Calls for evacuations in response to the larger of these incidents, aside from risks of explosion in the immediate vicinity, are issued by fire personnel because the gas emissions during an NMC cell rupture event are extremely toxic, containing several fluorine gasses as well as cobalt and manganese cenospheres well above toxic limits.

LFP chemistry

LFP or lithium iron phosphate, also known as LiFePO4, is a completely different chemistry. With a much higher thermal runaway temperature, (some 20° C higher depending on manufacture), the potential for cell rupture due to thermal runaway is well outside of normal operating conditions, even on the hottest of days.

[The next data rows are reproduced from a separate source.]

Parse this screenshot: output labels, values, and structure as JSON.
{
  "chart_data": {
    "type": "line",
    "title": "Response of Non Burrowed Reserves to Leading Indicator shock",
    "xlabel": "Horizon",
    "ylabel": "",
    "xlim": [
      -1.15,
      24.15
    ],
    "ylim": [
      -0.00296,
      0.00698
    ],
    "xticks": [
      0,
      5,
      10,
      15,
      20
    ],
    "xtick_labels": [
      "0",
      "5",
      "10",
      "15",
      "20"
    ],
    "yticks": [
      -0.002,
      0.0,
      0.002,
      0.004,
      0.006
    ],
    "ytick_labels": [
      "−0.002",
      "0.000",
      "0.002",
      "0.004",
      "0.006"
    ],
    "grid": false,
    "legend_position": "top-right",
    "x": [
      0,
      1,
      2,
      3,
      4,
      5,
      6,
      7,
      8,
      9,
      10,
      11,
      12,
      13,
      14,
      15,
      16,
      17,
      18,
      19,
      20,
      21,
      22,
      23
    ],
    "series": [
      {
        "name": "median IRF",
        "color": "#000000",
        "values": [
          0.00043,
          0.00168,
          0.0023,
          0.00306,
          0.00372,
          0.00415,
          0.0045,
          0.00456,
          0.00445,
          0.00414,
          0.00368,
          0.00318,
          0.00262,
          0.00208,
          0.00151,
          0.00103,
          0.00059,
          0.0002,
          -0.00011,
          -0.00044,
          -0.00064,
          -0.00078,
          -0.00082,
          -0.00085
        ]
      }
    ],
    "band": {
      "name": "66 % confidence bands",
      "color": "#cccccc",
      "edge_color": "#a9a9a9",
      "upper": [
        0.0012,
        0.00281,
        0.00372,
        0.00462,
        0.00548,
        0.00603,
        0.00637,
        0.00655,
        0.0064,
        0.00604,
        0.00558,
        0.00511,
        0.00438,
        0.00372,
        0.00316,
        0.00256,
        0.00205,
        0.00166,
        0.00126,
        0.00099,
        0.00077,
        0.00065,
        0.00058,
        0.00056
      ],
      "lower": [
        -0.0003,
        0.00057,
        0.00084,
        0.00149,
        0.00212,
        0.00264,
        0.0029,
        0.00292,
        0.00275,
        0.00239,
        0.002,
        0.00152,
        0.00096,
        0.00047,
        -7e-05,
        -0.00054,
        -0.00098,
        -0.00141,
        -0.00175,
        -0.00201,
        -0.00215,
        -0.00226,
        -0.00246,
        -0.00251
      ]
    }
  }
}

Further, (and it seems obvious but still bears mention) iron doesn’t burn like manganese. Actual fires due to battery failure, on those rare occasions that they do occur, are limited to wires, and sometimes battery management system (BMS) printed circuit boards. Assuming that the battery casing conforms to NEMA or IP standards, cell fires cannot escape the case unless it’s been punctured.

Also, the findings of several experiments where cell explosion is forced, have confirmed using gas chromatography that the release of gasses during a cell rupture event are by far the least toxic (containing no transition metal aerosols in contrast with NMC) of the common three lithium chemistries.

If the decarbonisation of US energy infrastructure within our generation is a real goal, and not just election-cycle pillow talk, then the continued deployment of LiFePO4 batteries in tandem with the ongoing rapid deployment of solar and hydro renewable resources are absolutely paramount.

Let’s not do the public further injustice by promulgating terms like “lithium-ion batteries” that for lack of distinction are turning us all away from the LFP solution that may yet afford a small chance of success, for fear of the early NMC deployment that even the profit-first-and-only markets have admitted was probably a bad idea.

Author: David Bly

David Bly is an independent consultant on all things solar and battery storage. He can be found at terravolt.net.